THE REAL QUESTION ABOUT MALE LEADERSHIP
In our gender-confused world there is objection to male leadership. There is a clash in our culture with resurgent feminism creeping into the church and family, but we must hold to the clear teaching of the Bible. Sometimes people ask, “Why can’t women be in leadership over men?” Let me affirm that in no way do the Bible’s teachings on this matter mean that women are less worthy, less useful, or less valuable—not at all! We will see in an upcoming chapter that although women are not identical to men, they are equal to men and they have strengths that men do not have. The Bible’s teachings also have nothing to do with talent. Some women are fantastic teachers and leaders, and they should use their gifts accordingly, except for in those areas where Scripture has specifically stated otherwise, as seen earlier in this chapter.

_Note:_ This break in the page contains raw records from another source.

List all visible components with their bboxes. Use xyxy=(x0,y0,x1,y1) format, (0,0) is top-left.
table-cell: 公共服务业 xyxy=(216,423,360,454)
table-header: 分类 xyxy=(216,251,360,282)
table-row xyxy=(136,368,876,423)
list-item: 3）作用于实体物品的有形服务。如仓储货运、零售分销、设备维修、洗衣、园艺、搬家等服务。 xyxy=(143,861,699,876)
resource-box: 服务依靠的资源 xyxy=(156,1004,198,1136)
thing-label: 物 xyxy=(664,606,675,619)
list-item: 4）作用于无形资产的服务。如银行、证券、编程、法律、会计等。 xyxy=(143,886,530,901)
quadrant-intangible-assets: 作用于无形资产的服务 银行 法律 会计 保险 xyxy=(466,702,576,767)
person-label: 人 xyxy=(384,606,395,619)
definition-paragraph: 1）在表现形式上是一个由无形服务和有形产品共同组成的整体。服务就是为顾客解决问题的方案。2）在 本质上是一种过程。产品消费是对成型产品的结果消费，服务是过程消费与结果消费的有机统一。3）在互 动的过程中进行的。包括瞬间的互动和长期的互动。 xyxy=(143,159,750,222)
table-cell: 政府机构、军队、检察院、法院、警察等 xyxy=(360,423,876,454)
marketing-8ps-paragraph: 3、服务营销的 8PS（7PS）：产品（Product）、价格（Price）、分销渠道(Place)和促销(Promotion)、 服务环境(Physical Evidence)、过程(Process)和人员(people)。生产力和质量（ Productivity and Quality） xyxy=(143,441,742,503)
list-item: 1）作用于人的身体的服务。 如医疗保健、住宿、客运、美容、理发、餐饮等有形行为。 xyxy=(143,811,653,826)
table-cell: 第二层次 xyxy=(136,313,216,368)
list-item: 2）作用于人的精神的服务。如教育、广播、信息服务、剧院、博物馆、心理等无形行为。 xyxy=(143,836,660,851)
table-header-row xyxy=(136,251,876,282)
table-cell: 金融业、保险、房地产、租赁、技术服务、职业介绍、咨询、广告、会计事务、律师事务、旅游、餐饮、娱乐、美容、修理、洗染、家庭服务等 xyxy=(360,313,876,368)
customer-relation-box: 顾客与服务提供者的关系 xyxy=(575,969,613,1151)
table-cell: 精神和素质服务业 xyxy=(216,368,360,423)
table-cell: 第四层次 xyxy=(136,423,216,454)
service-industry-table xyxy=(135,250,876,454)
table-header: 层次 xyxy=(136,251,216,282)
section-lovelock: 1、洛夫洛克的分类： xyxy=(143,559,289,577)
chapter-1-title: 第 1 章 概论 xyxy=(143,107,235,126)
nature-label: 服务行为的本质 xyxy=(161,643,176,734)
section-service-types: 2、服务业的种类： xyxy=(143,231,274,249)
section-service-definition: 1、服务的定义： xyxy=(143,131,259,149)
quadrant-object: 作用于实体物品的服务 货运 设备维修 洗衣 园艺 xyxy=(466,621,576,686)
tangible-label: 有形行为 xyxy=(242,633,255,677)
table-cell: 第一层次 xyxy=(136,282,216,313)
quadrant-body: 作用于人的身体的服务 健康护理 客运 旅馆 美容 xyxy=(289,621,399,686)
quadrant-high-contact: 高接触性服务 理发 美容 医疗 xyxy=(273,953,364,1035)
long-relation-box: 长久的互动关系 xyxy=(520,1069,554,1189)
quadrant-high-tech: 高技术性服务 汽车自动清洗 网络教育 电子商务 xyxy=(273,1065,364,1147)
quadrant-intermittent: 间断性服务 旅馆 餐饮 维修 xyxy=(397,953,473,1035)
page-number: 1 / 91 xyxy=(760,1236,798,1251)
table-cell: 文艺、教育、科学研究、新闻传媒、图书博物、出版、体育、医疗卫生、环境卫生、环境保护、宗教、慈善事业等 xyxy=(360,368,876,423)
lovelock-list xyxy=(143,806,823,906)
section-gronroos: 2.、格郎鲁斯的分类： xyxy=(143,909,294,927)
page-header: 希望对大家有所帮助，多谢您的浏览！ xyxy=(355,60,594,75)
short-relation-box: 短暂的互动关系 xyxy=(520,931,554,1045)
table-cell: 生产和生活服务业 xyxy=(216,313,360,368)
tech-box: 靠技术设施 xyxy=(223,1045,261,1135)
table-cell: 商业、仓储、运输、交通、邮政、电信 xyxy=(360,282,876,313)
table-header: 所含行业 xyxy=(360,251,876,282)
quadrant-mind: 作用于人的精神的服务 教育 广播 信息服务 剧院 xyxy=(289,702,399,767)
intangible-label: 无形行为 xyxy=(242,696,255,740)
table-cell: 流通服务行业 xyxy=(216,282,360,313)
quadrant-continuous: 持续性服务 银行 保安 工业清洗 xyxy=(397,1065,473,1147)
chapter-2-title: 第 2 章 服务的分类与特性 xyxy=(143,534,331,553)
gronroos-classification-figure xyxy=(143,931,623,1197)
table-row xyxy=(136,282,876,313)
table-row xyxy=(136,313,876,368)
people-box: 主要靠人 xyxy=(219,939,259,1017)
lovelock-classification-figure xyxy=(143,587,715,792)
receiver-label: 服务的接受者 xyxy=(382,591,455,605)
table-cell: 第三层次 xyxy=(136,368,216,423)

What it does have to do with is the order of creation—Adam was created first—and Eve’s being deceived. Beyond that, I cannot say because those are the only two reasons Paul gives in 1 Timothy 2:13-14. The real question we should be asking is not, Why can’t women lead? The real question—and it is the same question we often face in our marriages—is, What does God’s Word say?
I understand this is not an easy teaching to absorb in today’s cultural climate. Habakkuk 2:4 says, “The just shall live by…faith” and Hebrews 11:6 says, “Without faith it is impossible to please [God].” When we think about walking by faith, we might imagine missionaries going overseas to dangerous parts of the world or taking on a ministry that terrifies us. But in our daily lives, walking by faith means trusting God when we don’t understand His Word, or perhaps even disagree with it. Walking by faith means being willing to say, “This doesn’t make sense, but I’m going to trust and obey.”
This might need to be the case for you with the Bible’s teaching on male leadership. As we move into the following chapters and look at what the Bible says about headship and submission in more detail, let me remind you that God knows what’s best for all areas of life, including the family and the church. His design for marriage is the ideal. He wants us to have strong, healthy, joyful relationships. When we follow God’s Word, we can fully enjoy the benefits and beauty that give us marriages God’s way.
I want to invite you to remember this now, because in the following chapters we’re going to start digging into what it looks like being a Christian husband and wife. Some of what the Bible says might be unfamiliar territory to you, contrary to what you expect, or even conflict with what you’ve believed up till now. Should that be the case, remind yourself that God knows best, and He wants what’s best for you—especially in your marriage, because it’s a picture of His Son’s loving relationship to the church.